No, this is utterly incompatible with my worldview. It is a tragedy for people like me –- and we’re a very sizable percentage -– that there is no forum, no political group, that represents us. And because there is none such that fits the bill, these Hindu Talibs wreck havoc in the country, comfortable in the belief that alert Hindus have no option but to support them. That must stop. The support must end. And if that entails cutting off my nose to spite my face -– so be it.

What we have seen in Jhajjar is, sadly, nothing new. It is a fact that, whether sanctioned by Hindu scriptures or not, caste discrimination exists and that "lower castes" are treated far worse than one would treat dogs. Like all other religions, Hinduism, too, has problematic and anachronistic areas -– the worst of which is jaati dharma –- which need to be reformed, and fast. It does not behoove a people who slaughter their own on the basis of Manu Smriti to ask Islamists to do away with the Quranic concept of jihad. And, puh-lease, stuff that argument about caste having no grounding in the scriptures: Whether that’s true or not, the people who have been perpetrating discrimination and violence against Dalits since hundreds of years believe it to be so, and that’s all that matters. The message of equality –- which should have been spread by the self-proclaimed protectors of Hinduism –- has never been spread, and upper- caste society remains barbaric in its treatment of Dalits.

On Friday, The Indian Express published an amazing article, Road to conversion: the Chakwada detour by Udit Raj, chairman of The All-India Confederation of SC\ST Organisations, whom I’ve panned in previous columns. "Amazing" because the author totally avoids pinko dialectics and phraseology, and approaches the Dalit issue without abusing Hinduism –- I urge you to read it. Udit Raj focuses on the problems faced by Dalits, the injustices committed by the "upper castes," and in doing so, touches a chord in me that few others have.

Thing is, the content of his article is nothing that we haven’t seen before; however, his mode of arguing sets this analysis apart from all that he -– or any other Dalit activist -– has written so far. It is tragic that all Dalit protesters (and I don’t include dalitstan.com among the genuine activists), have been influenced by Communism, adopted the pinko hatred for Hinduism, and used Leftist metaphors in their fight for justice. Their antagonism -– even though fully justified -– only served to aggravate the very condition they sought they remove. For, if you really want to alienate the average Hindu, go ahead, use the Communists’ methods for seeking rights from us.

Yes, caste is ingrained in Hindu society, and will take at least a hundred years to be washed off, if at all that can be done. However, the worst carriers of this disease are not the "upper caste" thugs of Jhajjar or Koothirambakkam. No way! These townspeople and villagers are just the symptom. The disease is spread by the educated, urban doctors, teachers, professionals, etc, who glide through life mouthing platitudes about equality and the evils of caste while at the same time enforcing it within their own environment. I have seen it, felt it and, once, even faced it (in Madras, from an oh-so-secular, oh-so-enlightened TamBram).

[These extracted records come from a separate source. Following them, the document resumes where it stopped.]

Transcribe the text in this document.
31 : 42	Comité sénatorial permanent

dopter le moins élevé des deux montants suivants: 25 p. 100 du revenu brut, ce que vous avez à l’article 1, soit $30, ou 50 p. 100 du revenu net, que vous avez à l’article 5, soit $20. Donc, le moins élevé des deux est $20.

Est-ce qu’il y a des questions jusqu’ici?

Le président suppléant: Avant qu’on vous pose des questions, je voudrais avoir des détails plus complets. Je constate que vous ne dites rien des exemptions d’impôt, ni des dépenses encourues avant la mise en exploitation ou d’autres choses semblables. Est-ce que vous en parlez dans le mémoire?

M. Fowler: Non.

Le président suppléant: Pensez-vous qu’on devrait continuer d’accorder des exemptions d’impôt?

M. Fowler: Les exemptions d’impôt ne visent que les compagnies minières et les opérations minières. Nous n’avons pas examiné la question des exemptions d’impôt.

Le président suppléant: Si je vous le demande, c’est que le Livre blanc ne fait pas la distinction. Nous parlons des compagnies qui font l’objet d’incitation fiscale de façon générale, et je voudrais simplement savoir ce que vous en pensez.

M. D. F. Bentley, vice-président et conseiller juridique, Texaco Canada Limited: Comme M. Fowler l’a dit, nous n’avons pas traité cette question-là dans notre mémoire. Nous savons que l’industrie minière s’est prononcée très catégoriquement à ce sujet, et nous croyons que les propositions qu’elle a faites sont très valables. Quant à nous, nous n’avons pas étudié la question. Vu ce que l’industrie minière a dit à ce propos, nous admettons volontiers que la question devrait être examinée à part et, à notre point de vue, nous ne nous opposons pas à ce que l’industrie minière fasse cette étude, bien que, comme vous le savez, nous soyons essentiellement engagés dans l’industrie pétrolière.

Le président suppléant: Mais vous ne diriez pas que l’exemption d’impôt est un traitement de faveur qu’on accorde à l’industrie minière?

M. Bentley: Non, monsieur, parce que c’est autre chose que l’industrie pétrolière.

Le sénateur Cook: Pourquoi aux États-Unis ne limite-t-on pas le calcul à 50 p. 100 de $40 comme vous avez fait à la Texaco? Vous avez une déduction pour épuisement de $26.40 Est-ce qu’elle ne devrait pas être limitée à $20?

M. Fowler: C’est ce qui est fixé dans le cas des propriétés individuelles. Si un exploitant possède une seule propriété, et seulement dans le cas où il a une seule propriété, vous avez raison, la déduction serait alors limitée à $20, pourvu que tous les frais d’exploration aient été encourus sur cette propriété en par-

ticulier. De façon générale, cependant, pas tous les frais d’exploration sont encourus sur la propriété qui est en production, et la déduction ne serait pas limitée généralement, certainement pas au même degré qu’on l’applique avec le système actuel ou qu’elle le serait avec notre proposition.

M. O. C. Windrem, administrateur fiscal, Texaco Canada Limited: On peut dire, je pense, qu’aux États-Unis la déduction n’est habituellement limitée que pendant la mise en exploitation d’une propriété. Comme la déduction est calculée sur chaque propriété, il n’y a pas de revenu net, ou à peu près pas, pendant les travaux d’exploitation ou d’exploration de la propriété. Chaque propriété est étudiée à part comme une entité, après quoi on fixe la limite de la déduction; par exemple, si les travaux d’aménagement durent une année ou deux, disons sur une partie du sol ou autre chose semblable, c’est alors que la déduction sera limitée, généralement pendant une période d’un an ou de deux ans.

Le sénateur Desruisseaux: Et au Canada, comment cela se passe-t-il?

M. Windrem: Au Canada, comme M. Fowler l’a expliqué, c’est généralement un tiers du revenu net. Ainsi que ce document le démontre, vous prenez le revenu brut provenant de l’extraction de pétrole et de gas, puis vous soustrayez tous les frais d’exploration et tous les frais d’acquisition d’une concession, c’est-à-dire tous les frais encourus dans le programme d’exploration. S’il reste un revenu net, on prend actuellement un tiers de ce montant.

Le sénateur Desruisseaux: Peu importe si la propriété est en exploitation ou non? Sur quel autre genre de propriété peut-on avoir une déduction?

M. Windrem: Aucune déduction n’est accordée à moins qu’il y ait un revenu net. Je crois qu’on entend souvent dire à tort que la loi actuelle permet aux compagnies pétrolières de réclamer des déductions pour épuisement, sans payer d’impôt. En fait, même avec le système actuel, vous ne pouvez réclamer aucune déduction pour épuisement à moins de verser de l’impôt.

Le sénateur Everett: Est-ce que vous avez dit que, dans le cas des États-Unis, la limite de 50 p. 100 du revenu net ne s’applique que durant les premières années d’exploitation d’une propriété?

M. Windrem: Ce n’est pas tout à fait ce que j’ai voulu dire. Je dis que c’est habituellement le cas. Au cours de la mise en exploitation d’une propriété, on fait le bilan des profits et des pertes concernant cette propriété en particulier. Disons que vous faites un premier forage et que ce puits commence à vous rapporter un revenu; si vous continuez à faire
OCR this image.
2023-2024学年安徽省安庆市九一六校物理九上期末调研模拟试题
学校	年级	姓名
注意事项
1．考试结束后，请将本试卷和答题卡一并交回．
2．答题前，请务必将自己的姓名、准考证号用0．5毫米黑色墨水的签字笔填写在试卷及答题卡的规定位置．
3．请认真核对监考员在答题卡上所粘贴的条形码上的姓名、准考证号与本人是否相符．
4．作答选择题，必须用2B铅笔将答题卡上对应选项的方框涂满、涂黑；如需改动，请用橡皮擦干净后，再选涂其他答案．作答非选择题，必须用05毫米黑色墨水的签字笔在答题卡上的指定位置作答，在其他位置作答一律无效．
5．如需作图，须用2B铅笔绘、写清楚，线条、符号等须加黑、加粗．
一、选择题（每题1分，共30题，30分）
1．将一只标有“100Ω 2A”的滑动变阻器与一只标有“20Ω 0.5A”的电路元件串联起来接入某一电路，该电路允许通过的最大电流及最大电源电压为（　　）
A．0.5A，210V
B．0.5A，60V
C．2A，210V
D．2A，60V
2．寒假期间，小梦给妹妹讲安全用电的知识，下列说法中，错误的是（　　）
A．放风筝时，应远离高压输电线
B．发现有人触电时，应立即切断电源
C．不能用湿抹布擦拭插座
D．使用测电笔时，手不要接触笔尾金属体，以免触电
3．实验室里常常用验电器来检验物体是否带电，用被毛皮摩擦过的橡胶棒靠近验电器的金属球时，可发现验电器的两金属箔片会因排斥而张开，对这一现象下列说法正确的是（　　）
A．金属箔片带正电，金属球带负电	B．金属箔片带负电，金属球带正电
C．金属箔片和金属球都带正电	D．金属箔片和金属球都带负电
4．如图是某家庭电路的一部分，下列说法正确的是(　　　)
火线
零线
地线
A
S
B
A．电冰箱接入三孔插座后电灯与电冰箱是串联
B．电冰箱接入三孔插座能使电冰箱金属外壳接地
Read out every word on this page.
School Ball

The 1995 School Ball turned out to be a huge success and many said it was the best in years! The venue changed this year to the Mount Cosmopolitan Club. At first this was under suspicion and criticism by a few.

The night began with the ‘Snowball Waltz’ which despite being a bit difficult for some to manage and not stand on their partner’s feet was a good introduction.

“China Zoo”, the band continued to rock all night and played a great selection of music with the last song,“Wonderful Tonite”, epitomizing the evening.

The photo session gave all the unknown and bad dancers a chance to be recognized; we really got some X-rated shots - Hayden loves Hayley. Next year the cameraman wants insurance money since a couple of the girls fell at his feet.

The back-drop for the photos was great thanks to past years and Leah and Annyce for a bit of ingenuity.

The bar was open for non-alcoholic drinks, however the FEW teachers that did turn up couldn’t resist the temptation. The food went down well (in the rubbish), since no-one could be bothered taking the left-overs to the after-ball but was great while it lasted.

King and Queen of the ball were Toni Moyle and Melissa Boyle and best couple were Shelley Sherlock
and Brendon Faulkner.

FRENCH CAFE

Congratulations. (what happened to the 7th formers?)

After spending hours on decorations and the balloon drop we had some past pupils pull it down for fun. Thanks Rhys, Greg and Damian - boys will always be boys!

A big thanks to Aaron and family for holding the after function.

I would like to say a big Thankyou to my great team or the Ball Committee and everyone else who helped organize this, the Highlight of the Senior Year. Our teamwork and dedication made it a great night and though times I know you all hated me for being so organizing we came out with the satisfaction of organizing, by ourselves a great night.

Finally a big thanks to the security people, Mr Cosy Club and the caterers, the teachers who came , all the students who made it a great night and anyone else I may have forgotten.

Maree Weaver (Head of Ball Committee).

This is the class whence should emerge the reformers of Hinduism, those who would enforce the law of equality in the bureacratic and administrative systems, in educational and social set-ups, and broadcast that song to the interiors. But, this is the very class that imposes the glass ceiling against Dalits -– which is far more difficult to dismantle than overt intra-caste hostilities. There is no introspection among the Hindu elite. They do not realise that if caste discrimination continues, Hindu numbers will shrink till Hinduism exists no more. And maybe it shouldn’t. After all, rules of the jungle still apply: Only the fittest shall survive.